Extra arguments to pass to `beaker session create` can also be passed as additional positional arguments preceded by the delimeter `--`. For example, to name the interactive session, you could do:

```bash
beakerlaunch phobos -- -n foo
```

### Using `beakerutil monitor`

`beakerutil monitor` can be used to monitor the resource usage of your running experiments. Example output could look like this:

```
07/17/2025 13:05:59
+----------------------------+---------------------------------+---------+---------------------+-----------------------+-------------------+---------+--------------------+---------------------+
| Job                        | Hostname                        | CPU %   | RAM                 | GPU(s)                | VRAM              | GPU %   | Network (In/Out)   | Disk (Write/Read)   |
+============================+=================================+=========+=====================+=======================+===================+=========+====================+=====================+
| 01K0CZTBC3AFQ91945TFSFH80G | jupiter-cs-aus-145.reviz.ai2.in | 2.90%   | 793.5MiB / 1.968TiB | NVIDIA H100 80GB HBM3 | 1 MiB / 81559 MiB | 0 %     | 41.7MB / 634kB     | 3.92MB / 60.4MB     |
+----------------------------+---------------------------------+---------+---------------------+-----------------------+-------------------+---------+--------------------+---------------------+
| 01K0CSRRM61YE677QB3BG1CAY4 | neptune-cs-aus-265.reviz.ai2.in | 542.51% | 14.83GiB / 1008GiB  |                       |                   |         | 3.57GB / 3.59MB    | 183MB / 14.5GB      |
+----------------------------+---------------------------------+---------+---------------------+-----------------------+-------------------+---------+--------------------+---------------------+
```

By default, it monitors continuously, updating every 2 seconds.

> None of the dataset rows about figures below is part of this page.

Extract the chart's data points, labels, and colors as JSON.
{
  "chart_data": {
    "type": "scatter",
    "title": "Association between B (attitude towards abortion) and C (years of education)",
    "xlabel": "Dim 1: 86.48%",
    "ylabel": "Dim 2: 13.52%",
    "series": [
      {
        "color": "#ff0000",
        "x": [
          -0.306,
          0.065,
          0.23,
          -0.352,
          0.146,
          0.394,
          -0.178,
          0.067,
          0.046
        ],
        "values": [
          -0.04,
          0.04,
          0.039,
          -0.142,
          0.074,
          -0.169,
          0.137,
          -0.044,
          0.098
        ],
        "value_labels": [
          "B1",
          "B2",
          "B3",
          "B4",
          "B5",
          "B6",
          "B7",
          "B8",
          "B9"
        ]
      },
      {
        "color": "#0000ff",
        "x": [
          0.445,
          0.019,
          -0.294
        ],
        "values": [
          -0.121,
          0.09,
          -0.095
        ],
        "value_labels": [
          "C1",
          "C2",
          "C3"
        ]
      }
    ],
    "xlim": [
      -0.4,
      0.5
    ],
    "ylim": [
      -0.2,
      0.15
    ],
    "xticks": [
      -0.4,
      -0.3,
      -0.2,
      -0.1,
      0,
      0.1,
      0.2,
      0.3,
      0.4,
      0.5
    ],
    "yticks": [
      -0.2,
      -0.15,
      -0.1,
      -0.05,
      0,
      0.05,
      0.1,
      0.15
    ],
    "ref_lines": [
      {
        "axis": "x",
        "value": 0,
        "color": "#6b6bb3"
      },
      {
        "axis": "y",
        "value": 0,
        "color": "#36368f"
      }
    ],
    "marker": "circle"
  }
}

Use the `-n` flag to modify the update interval, or use `--once` to print the usage once before exiting.

### Using `beakerutil list`

`beakerutil list` is a straightforward command, it takes no arguments and prints the currently running beaker jobs, both interactive and noninteractive. For example, the output may look like this:
```bash
Interactive sessions:
    0: Session 01JBWFVSS0HNZWW5CT8C84F0J1 using 1 GPU(s) on prior-elanding-62.reviz.ai2.in, status=idle
```
In this case, there is only one session, with index 0 and ID `01JBWFVSS0HNZWW5CT8C84F0J1`.

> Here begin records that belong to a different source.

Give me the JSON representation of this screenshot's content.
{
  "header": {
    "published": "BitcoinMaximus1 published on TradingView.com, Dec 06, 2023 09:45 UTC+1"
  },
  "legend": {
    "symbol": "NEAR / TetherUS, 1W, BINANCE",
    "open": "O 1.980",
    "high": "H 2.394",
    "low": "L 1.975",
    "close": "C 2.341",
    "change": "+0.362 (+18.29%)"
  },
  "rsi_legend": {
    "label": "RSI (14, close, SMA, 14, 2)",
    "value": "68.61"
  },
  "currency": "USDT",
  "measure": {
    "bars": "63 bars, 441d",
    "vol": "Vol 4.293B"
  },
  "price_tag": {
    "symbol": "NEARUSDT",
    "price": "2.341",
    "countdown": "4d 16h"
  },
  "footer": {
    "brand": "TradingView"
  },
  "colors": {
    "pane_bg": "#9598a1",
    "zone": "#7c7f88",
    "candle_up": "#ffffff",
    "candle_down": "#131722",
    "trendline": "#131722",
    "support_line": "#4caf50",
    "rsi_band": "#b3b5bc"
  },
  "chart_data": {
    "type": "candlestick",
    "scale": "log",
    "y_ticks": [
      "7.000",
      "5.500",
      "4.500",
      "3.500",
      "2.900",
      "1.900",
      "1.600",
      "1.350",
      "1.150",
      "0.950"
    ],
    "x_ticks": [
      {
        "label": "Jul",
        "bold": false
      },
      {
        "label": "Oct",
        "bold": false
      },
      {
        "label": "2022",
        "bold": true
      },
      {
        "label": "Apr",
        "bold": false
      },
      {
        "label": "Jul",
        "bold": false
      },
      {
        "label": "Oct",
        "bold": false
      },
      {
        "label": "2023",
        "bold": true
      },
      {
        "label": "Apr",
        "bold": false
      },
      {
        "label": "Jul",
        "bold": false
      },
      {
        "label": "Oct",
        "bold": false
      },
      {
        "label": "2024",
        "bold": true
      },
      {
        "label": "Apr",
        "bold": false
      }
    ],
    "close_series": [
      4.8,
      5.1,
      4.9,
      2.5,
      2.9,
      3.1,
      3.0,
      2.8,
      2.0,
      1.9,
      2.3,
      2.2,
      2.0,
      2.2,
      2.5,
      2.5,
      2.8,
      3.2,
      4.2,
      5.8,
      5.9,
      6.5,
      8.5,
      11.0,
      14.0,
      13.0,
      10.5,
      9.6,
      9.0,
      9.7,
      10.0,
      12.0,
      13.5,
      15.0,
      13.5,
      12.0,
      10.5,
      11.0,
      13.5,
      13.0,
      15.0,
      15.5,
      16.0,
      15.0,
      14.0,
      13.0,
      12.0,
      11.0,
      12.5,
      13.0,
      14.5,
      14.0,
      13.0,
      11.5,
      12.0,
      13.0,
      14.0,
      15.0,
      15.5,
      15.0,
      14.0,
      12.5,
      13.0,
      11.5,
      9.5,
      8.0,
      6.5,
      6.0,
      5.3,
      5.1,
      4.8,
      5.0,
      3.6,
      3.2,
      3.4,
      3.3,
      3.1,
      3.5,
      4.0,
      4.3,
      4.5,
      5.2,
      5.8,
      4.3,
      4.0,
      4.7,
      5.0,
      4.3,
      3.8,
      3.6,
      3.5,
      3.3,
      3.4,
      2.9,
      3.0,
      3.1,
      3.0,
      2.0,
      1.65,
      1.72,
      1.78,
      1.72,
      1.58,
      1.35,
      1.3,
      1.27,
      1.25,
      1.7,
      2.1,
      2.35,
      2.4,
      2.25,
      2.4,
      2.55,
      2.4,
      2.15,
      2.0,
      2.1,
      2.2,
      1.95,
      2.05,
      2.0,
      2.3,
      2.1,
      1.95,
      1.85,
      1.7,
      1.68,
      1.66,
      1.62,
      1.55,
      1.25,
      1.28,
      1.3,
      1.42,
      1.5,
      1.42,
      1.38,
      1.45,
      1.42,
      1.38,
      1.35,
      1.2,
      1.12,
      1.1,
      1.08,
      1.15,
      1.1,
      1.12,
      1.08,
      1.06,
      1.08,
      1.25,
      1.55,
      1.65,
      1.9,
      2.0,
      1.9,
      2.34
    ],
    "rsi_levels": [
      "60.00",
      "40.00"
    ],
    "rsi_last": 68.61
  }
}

### Using `beakerutil attach`

`beakerutil attach` is a utility for connecting to an existing session with `beaker session attach`. For example, say the output of `beakerutil list` looks like this:
```bash
Interactive sessions:
    0: Session 01JBWFVSS0HNZWW5CT8C84F0J1 using 1 GPU(s) on prior-elanding-62.reviz.ai2.in, status=idle
```
Running `beakerutil attach 0` will connect to the session at index 0. Alternatively, you can specify the session ID or name with the `--id` or `--name` flags, respectively. If you only have one session running (as is the case here), you can simply run `beakerutil attach` (with no arguments) to attach to that session.

### Using `beakerutil stop`

`beakerutil stop` can be used to easily cancel jobs or sessions. It has a similar usage as `beakerutil attach`, simply specify an index, ID, or name.

### Shortcuts

Some shorthand commands are provided for convenience:
 - `beakerlaunch` is a shorthand for `beakerutil launch`. All arguments are forwarded.